Yearbooks have maintained a pretty constant presence in the Richmond Public Schools, but the written word hasn't fared so well. It's been more than 50 years since a literary journal has been put together by Richmond pupils.
“I'm going to guess that these good teachers and good administrators that operate RPS have just had their hands full,” says author David Robbins. So Robbins, in partnership with the Visual Art Center and Virginia Commonwealth University, founded the Podium Foundation last fall to fill that vacuum.
The result: Students from Thomas Jefferson, George Wythe, John Marshall and Huguenot high schools were charged with writing, editing, illustrating, designing and judging the creative works of hundreds of their peers, and created Podium, the first literary journal from Richmond public schools in a half-century.

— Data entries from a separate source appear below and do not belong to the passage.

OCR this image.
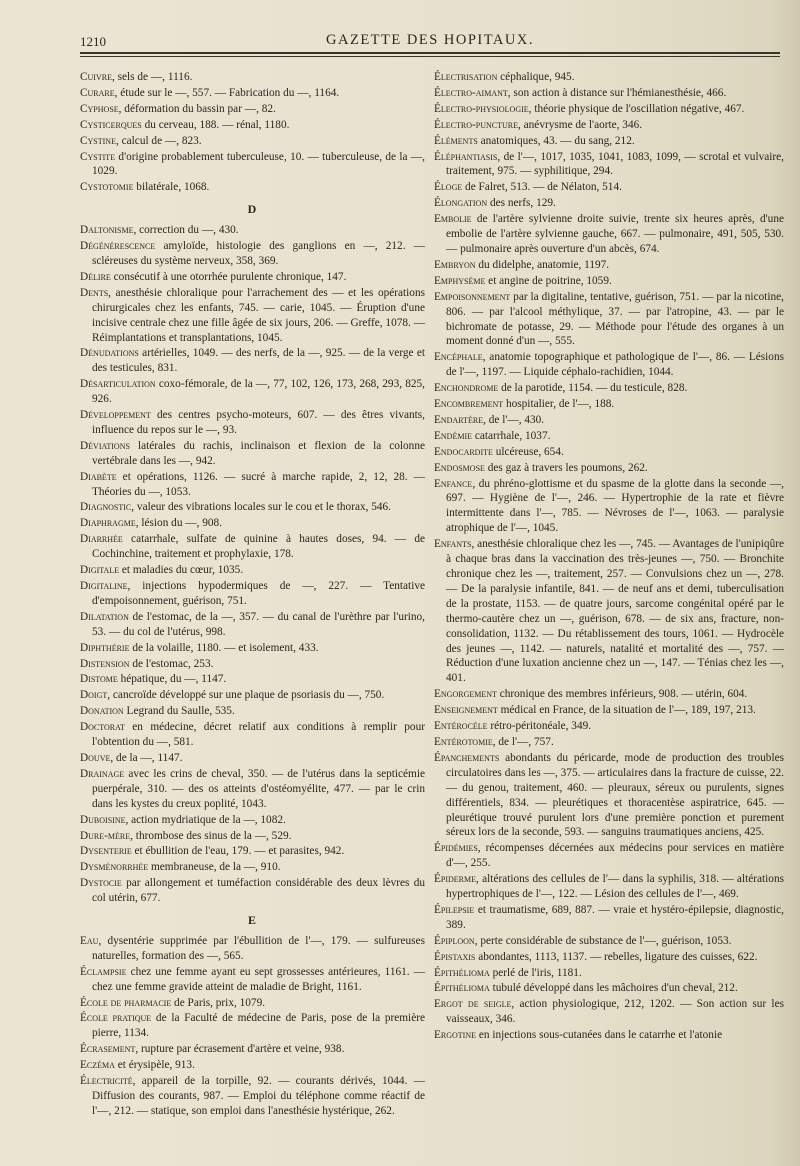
1210	GAZETTE DES HOPITAUX.
Cuivre, sels de —, 1116.
Curare, étude sur le —, 557. — Fabrication du —, 1164.
Cyphose, déformation du bassin par —, 82.
Cysticerques du cerveau, 188. — rénal, 1180.
Cystine, calcul de —, 823.
Cystite d'origine probablement tuberculeuse, 10. — tuberculeuse, de la —, 1029.
Cystotomie bilatérale, 1068.
D
Daltonisme, correction du —, 430.
Dégénérescence amyloïde, histologie des ganglions en —, 212. — scléreuses du système nerveux, 358, 369.
Délire consécutif à une otorrhée purulente chronique, 147.
Dents, anesthésie chloralique pour l'arrachement des — et les opérations chirurgicales chez les enfants, 745. — carie, 1045. — Éruption d'une incisive centrale chez une fille âgée de six jours, 206. — Greffe, 1078. — Réimplantations et transplantations, 1045.
Dénudations artérielles, 1049. — des nerfs, de la —, 925. — de la verge et des testicules, 831.
Désarticulation coxo-fémorale, de la —, 77, 102, 126, 173, 268, 293, 825, 926.
Développement des centres psycho-moteurs, 607. — des êtres vivants, influence du repos sur le —, 93.
Déviations latérales du rachis, inclinaison et flexion de la colonne vertébrale dans les —, 942.
Diabète et opérations, 1126. — sucré à marche rapide, 2, 12, 28. — Théories du —, 1053.
Diagnostic, valeur des vibrations locales sur le cou et le thorax, 546.
Diaphragme, lésion du —, 908.
Diarrhée catarrhale, sulfate de quinine à hautes doses, 94. — de Cochinchine, traitement et prophylaxie, 178.
Digitale et maladies du cœur, 1035.
Digitaline, injections hypodermiques de —, 227. — Tentative d'empoisonnement, guérison, 751.
Dilatation de l'estomac, de la —, 357. — du canal de l'urèthre par l'urino, 53. — du col de l'utérus, 998.
Diphthérie de la volaille, 1180. — et isolement, 433.
Distension de l'estomac, 253.
Distome hépatique, du —, 1147.
Doigt, cancroïde développé sur une plaque de psoriasis du —, 750.
Donation Legrand du Saulle, 535.
Doctorat en médecine, décret relatif aux conditions à remplir pour l'obtention du —, 581.
Douve, de la —, 1147.
Drainage avec les crins de cheval, 350. — de l'utérus dans la septicémie puerpérale, 310. — des os atteints d'ostéomyélite, 477. — par le crin dans les kystes du creux poplité, 1043.
Duboisine, action mydriatique de la —, 1082.
Dure-mère, thrombose des sinus de la —, 529.
Dysenterie et ébullition de l'eau, 179. — et parasites, 942.
Dysménorrhée membraneuse, de la —, 910.
Dystocie par allongement et tuméfaction considérable des deux lèvres du col utérin, 677.
E
Eau, dysentérie supprimée par l'ébullition de l'—, 179. — sulfureuses naturelles, formation des —, 565.
Éclampsie chez une femme ayant eu sept grossesses antérieures, 1161. — chez une femme gravide atteint de maladie de Bright, 1161.
École de pharmacie de Paris, prix, 1079.
École pratique de la Faculté de médecine de Paris, pose de la première pierre, 1134.
Écrasement, rupture par écrasement d'artère et veine, 938.
Eczéma et érysipèle, 913.
Électricité, appareil de la torpille, 92. — courants dérivés, 1044. — Diffusion des courants, 987. — Emploi du téléphone comme réactif de l'—, 212. — statique, son emploi dans l'anesthésie hystérique, 262.
Électrisation céphalique, 945.
Électro-aimant, son action à distance sur l'hémianesthésie, 466.
Électro-physiologie, théorie physique de l'oscillation négative, 467.
Électro-puncture, anévrysme de l'aorte, 346.
Éléments anatomiques, 43. — du sang, 212.
Éléphantiasis, de l'—, 1017, 1035, 1041, 1083, 1099, — scrotal et vulvaire, traitement, 975. — syphilitique, 294.
Éloge de Falret, 513. — de Nélaton, 514.
Élongation des nerfs, 129.
Embolie de l'artère sylvienne droite suivie, trente six heures après, d'une embolie de l'artère sylvienne gauche, 667. — pulmonaire, 491, 505, 530. — pulmonaire après ouverture d'un abcès, 674.
Embryon du didelphe, anatomie, 1197.
Emphysème et angine de poitrine, 1059.
Empoisonnement par la digitaline, tentative, guérison, 751. — par la nicotine, 806. — par l'alcool méthylique, 37. — par l'atropine, 43. — par le bichromate de potasse, 29. — Méthode pour l'étude des organes à un moment donné d'un —, 555.
Encéphale, anatomie topographique et pathologique de l'—, 86. — Lésions de l'—, 1197. — Liquide céphalo-rachidien, 1044.
Enchondrome de la parotide, 1154. — du testicule, 828.
Encombrement hospitalier, de l'—, 188.
Endartère, de l'—, 430.
Endémie catarrhale, 1037.
Endocardite ulcéreuse, 654.
Endosmose des gaz à travers les poumons, 262.
Enfance, du phréno-glottisme et du spasme de la glotte dans la seconde —, 697. — Hygiène de l'—, 246. — Hypertrophie de la rate et fièvre intermittente dans l'—, 785. — Névroses de l'—, 1063. — paralysie atrophique de l'—, 1045.
Enfants, anesthésie chloralique chez les —, 745. — Avantages de l'unipiqûre à chaque bras dans la vaccination des très-jeunes —, 750. — Bronchite chronique chez les —, traitement, 257. — Convulsions chez un —, 278. — De la paralysie infantile, 841. — de neuf ans et demi, tuberculisation de la prostate, 1153. — de quatre jours, sarcome congénital opéré par le thermo-cautère chez un —, guérison, 678. — de six ans, fracture, non-consolidation, 1132. — Du rétablissement des tours, 1061. — Hydrocèle des jeunes —, 1142. — naturels, natalité et mortalité des —, 757. — Réduction d'une luxation ancienne chez un —, 147. — Ténias chez les —, 401.
Engorgement chronique des membres inférieurs, 908. — utérin, 604.
Enseignement médical en France, de la situation de l'—, 189, 197, 213.
Entérocèle rétro-péritonéale, 349.
Entérotomie, de l'—, 757.
Épanchements abondants du péricarde, mode de production des troubles circulatoires dans les —, 375. — articulaires dans la fracture de cuisse, 22. — du genou, traitement, 460. — pleuraux, séreux ou purulents, signes différentiels, 834. — pleurétiques et thoracentèse aspiratrice, 645. — pleurétique trouvé purulent lors d'une première ponction et purement séreux lors de la seconde, 593. — sanguins traumatiques anciens, 425.
Épidémies, récompenses décernées aux médecins pour services en matière d'—, 255.
Épiderme, altérations des cellules de l'— dans la syphilis, 318. — altérations hypertrophiques de l'—, 122. — Lésion des cellules de l'—, 469.
Épilepsie et traumatisme, 689, 887. — vraie et hystéro-épilepsie, diagnostic, 389.
Épiploon, perte considérable de substance de l'—, guérison, 1053.
Épistaxis abondantes, 1113, 1137. — rebelles, ligature des cuisses, 622.
Épithélioma perlé de l'iris, 1181.
Épithélioma tubulé développé dans les mâchoires d'un cheval, 212.
Ergot de seigle, action physiologique, 212, 1202. — Son action sur les vaisseaux, 346.
Ergotine en injections sous-cutanées dans le catarrhe et l'atonie
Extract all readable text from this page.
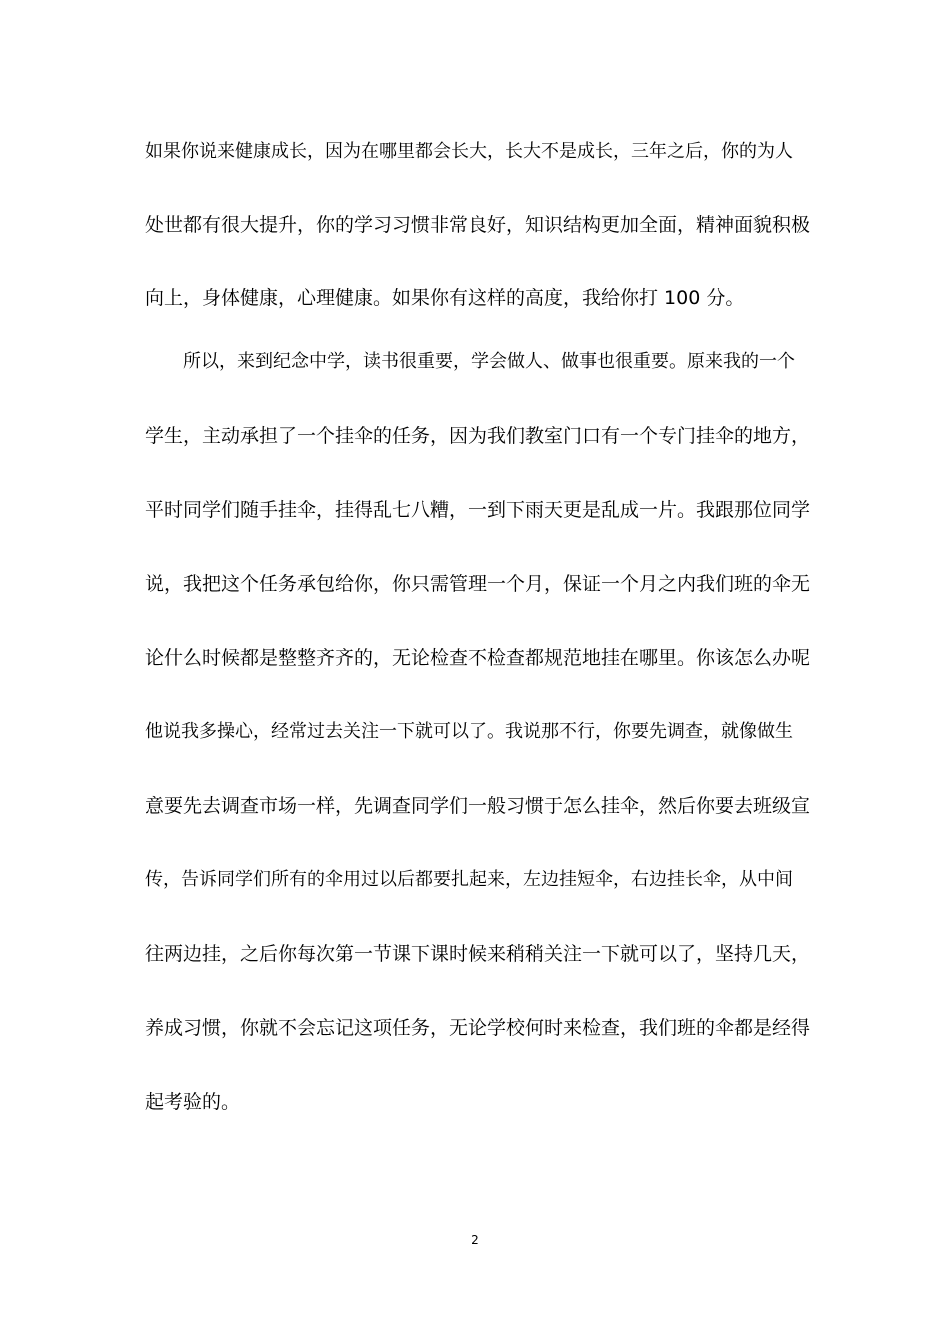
如果你说来健康成长，因为在哪里都会长大，长大不是成长，三年之后，你的为人
处世都有很大提升，你的学习习惯非常良好，知识结构更加全面，精神面貌积极
向上，身体健康，心理健康。如果你有这样的高度，我给你打 100 分。
所以，来到纪念中学，读书很重要，学会做人、做事也很重要。原来我的一个
学生，主动承担了一个挂伞的任务，因为我们教室门口有一个专门挂伞的地方，
平时同学们随手挂伞，挂得乱七八糟，一到下雨天更是乱成一片。我跟那位同学
说，我把这个任务承包给你，你只需管理一个月，保证一个月之内我们班的伞无
论什么时候都是整整齐齐的，无论检查不检查都规范地挂在哪里。你该怎么办呢
他说我多操心，经常过去关注一下就可以了。我说那不行，你要先调查，就像做生
意要先去调查市场一样，先调查同学们一般习惯于怎么挂伞，然后你要去班级宣
传，告诉同学们所有的伞用过以后都要扎起来，左边挂短伞，右边挂长伞，从中间
往两边挂，之后你每次第一节课下课时候来稍稍关注一下就可以了，坚持几天，
养成习惯，你就不会忘记这项任务，无论学校何时来检查，我们班的伞都是经得
起考验的。
2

“What Podium wants to say is ƒ?~Look — you have the power of language, you can persuade people through your artwork and your poetry and your opinions.' Now 7,200 public school kids know that. That math right there is turning the tide against powerlessness and hopelessness,” Robbins says.
“It was very spirited and a lot of fun and very quickly the students took over, which was the whole idea,” says local novelist and VCU professor Tom DeHaven, the Podium writer in residence last year at Huguenot High School. “What was gratifying to me was how tough these kids were on their fellow students. They weren't pushovers. It was very spirited, these discussions.”
“We wondered why we only received a few fiction entries,” says the Podium Foundation's executive director, Lindy Bumgarner. “Then we realized — it's because fiction is not on the SOLs.”
“When I heard that I just was grinding my teeth,” DeHaven says. “I couldn't understand that, but when I found out, I thought, ‘Ah, of course.’ It's a great chagrin for a fiction writer.”
In April, with a deadline fast approaching but without funding or a printer, the community swooped in to help. Verizon donated the bulk of the printing cost and Worth Higgins, Virginia's largest commercial printer, adopted Podium as a charity, printing 10,000 books for pennies on the dollar. Distributech and Richmond Magazine helped deliver the journals around town free of charge.
The last of those 10,000 have disappeared from shelves, Robbins says, and now the foundation has turned its attentions to next year's issue. It's planning to expand the program to include all eight Richmond high schools and increase the print run to 15,000. So if you didn't get a copy this year, at least you won't have to wait another half-century.